Ransomware attacks aren’t going away. It’s a fact.

Among the advanced email threats targeting organizations across the globe, ransomware has proven to be among the costliest. By 2019, global losses from ransomware attacks are expected to hit $11.5 billion.

Despite the best efforts of organizations, ransomware isn’t going away, and the numbers are alarming.

Earlier this year, Mimecast commissioned research firm Vanson Bourne to survey 800 IT decision makers across the globe to take their pulse on all things email security and cyber resilience.

Here’s a look at how ransomware is on the rise—by the numbers.

92%. This is how many organizations have reportedly seen malware/ransomware through email attachments in the last 12 months. This is a particularly popular way for ransomware to be delivered, since it can be easy for users to be duped into opening attachments. In addition, 52% of respondents have seen the volume of these attacks increase over the last year.

Odds are, ransomware is a bigger problem for your organization now than it was a year ago.

20%. That’s how many organizations are completely confident their general employees can spot and defend against malware/ransomware through email attachments. Security defenses only fair slightly better: 26% are completely confident their defenses can do the same.

It’s clear a combination of better cybersecurity awareness training for users and increased defenses against advanced threats is the best way to combat ransomware and similar attack vectors.

27%. Over a quarter of respondents have seen their business operations impacted by a ransomware attack at some point over the last 12 months. The problem is increased depending on geographic location, with 35% of US organizations impacted and 32% in Australia. The UK faired the best of the nations surveyed at 19%.

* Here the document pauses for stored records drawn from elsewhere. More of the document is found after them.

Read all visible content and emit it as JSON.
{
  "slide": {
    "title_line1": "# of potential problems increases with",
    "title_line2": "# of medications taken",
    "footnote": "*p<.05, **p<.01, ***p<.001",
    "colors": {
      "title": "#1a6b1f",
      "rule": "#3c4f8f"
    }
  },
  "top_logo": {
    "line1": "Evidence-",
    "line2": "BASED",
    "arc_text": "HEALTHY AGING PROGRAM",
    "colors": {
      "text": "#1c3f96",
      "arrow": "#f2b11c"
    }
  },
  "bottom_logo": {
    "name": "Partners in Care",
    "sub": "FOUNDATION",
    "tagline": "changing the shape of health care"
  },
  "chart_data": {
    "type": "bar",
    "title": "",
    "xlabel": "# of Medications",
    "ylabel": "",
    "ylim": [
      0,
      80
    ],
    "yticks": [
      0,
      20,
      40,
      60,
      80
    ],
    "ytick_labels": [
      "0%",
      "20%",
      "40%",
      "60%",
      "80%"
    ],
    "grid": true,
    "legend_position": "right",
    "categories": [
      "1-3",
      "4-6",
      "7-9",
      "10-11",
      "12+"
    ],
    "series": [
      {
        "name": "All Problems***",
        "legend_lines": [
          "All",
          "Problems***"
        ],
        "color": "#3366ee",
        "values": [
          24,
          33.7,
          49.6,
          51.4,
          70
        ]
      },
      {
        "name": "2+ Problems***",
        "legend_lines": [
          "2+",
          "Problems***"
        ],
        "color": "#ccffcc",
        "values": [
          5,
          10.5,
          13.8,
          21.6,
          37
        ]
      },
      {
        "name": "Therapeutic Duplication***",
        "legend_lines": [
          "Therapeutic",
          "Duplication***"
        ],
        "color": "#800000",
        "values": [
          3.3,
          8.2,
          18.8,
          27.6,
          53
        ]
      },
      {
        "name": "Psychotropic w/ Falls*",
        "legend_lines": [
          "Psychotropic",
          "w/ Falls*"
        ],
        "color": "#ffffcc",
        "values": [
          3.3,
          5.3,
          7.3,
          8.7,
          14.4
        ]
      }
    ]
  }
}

Three. This is the number of days, on average, that respondents’ organizations experienced downtime because of a ransomware attack that impacted business operations. Three days! How much money and productivity would your organization stand to lose if you lost three days due to a ransomware attack?

Just as alarmingly, 78% of respondents from organizations that experienced an attack reported their downtime lasted more than a day.

56%. Under six in 10 respondents to the survey are completely confident in their organization’s ability to restore all important files or systems from backup if they were encrypted by ransomware.

This confidence number is influenced heavily by where an organization stands with their cyber resilience strategy planning or execution. For those in the beginning stages of developing a cyber resilience strategy, planning to adopt a strategy, or with no plans to adopt a strategy, these levels of complete confidence fall dramatically (35%, 34% and 44% respectively).

By contrast, 80% of organizations with a complete cyber resilience strategy in place are completely confident their ability to get those files back after a ransomware attack.

Based on these numbers, it’s clear that while adopting a complete cyber resilience strategy may not be a cure-all, it’s the right starting point for any organization looking to get jump on ransomware prevention.